This disclosure relates generally to the field of verifying the equivalence of a regular expression to a transformation of the regular expression that takes advantage of a post-processor to optimize the storage efficiency, and more particularly to determining the equivalence of a finite state automaton representation of a regular expression to a transformed finite state automaton representation of the regular expression that is coupled with a pre-verified and pre-optimized post-processor.
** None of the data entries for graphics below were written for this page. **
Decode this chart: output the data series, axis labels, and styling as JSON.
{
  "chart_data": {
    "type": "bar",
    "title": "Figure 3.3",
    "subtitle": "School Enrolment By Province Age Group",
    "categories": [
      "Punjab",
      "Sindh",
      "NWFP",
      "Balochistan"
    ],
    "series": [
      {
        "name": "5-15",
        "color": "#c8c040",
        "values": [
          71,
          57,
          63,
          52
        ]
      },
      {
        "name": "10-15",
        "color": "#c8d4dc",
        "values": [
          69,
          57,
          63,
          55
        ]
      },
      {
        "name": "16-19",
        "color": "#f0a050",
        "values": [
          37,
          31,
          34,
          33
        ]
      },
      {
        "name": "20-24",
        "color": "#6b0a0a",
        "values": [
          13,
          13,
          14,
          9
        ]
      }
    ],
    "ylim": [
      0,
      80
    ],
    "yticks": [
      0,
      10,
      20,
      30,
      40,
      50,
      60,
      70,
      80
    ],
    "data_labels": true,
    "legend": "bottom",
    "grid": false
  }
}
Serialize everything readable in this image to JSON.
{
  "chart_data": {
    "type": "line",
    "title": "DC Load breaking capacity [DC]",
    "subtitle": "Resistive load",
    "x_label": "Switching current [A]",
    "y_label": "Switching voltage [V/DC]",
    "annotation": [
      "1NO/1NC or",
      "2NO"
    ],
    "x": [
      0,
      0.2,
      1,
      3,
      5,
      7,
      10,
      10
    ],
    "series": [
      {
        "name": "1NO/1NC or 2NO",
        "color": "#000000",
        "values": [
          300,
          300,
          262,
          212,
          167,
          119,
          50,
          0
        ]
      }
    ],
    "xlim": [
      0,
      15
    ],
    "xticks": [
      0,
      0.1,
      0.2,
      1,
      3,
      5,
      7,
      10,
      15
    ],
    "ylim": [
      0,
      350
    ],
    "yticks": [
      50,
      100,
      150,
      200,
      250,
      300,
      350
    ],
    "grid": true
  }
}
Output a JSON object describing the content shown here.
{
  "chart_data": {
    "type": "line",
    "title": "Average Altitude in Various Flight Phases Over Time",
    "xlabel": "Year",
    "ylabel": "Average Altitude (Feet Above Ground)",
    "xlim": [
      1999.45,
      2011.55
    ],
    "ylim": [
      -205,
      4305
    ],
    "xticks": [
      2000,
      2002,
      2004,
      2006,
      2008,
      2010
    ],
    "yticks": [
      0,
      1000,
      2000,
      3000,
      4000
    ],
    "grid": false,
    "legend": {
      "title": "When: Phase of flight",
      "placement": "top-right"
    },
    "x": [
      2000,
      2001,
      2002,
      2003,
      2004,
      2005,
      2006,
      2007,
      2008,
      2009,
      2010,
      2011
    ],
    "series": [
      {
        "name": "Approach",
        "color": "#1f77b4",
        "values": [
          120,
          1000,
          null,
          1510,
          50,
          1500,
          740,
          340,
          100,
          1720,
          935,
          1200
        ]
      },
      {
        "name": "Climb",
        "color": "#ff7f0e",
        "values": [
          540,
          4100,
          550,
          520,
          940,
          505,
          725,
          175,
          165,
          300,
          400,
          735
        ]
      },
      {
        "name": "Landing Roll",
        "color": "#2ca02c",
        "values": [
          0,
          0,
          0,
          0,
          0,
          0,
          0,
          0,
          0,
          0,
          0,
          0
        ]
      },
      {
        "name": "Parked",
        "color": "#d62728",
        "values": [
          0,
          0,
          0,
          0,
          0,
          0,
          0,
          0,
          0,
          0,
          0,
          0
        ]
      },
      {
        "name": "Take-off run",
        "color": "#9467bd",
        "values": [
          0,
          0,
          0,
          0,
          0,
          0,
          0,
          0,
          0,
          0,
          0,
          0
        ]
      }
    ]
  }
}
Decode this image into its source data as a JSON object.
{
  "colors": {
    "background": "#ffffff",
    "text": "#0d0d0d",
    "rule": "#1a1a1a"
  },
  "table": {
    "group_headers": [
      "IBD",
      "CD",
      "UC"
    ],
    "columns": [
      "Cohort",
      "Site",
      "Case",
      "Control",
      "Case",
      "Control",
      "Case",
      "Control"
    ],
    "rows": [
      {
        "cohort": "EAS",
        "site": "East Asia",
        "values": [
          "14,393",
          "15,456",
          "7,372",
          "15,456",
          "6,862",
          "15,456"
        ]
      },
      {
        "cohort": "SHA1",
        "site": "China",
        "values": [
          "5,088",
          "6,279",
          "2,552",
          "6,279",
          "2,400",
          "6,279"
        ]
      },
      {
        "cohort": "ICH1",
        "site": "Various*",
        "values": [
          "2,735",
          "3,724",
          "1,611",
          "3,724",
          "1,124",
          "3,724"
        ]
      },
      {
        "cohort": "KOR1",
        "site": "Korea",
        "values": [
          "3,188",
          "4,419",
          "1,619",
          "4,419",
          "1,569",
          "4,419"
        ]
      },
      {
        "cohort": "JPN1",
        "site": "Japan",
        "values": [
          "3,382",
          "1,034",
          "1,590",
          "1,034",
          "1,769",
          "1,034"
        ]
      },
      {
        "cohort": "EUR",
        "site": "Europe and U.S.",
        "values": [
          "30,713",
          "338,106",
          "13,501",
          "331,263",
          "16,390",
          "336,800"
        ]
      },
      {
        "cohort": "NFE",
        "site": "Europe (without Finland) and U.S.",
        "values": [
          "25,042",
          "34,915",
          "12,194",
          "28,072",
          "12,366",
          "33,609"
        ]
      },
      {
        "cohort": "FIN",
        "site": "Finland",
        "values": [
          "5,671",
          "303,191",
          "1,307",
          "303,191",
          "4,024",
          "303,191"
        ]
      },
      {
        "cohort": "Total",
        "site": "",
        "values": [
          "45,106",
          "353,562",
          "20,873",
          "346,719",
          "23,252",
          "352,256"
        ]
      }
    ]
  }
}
Packet content scanning is an essential part of network security and monitoring applications. Intrusion detection systems such as Snort™ rely heavily on regular expressions to express increasingly complex attack patterns. A typical way of matching regular expressions in a stream of input characters is by simulating the input on a Finite State Automaton (FSA), which may be a nondeterministic FSA (NFA) or a deterministic FSA (DFA), compiled from the regular expression. For example, FIG. 1 shows an example of a DFA 100 that detects the regular expression “abc.*def*ghi” in an input data stream. The regular expression “abc.*def*ghi” is in perl compatible regular expression (PCRE) format. The DFA 100 is modeled as a directed graph. The DFA states are shown in circles, the state transitions are shown using directed edges, and the set of input characters resulting in the transitions (i.e., the transition rules) are given in the rectangular boxes. The initial state of the DFA is labeled as state 0, with intermediate states numbered 1 to 8, leading up to a match of the regular expression at state number 9. The plurality of transition rules governs transitions between the states. Note that if the regular expression is non-anchored, additional transitions that point to state 0 and state 1 would be needed in FIG. 1. Similarly, if the regular expression is anchored, there has to be an explicit invalid state in the DFA and additional transitions pointing to the invalid state for state/input combinations without a valid next state.
A FSA architecture may be programmed to recognize one or more regular expressions in an input data stream by loading a set of state transition rules into off-chip or on-chip memories. Performance of such architectures depends on the storage efficiency of the compiled set of state transition rules, as on-chip memory resources are usually limited, and off-chip memory accesses can be costly in terms of processing time.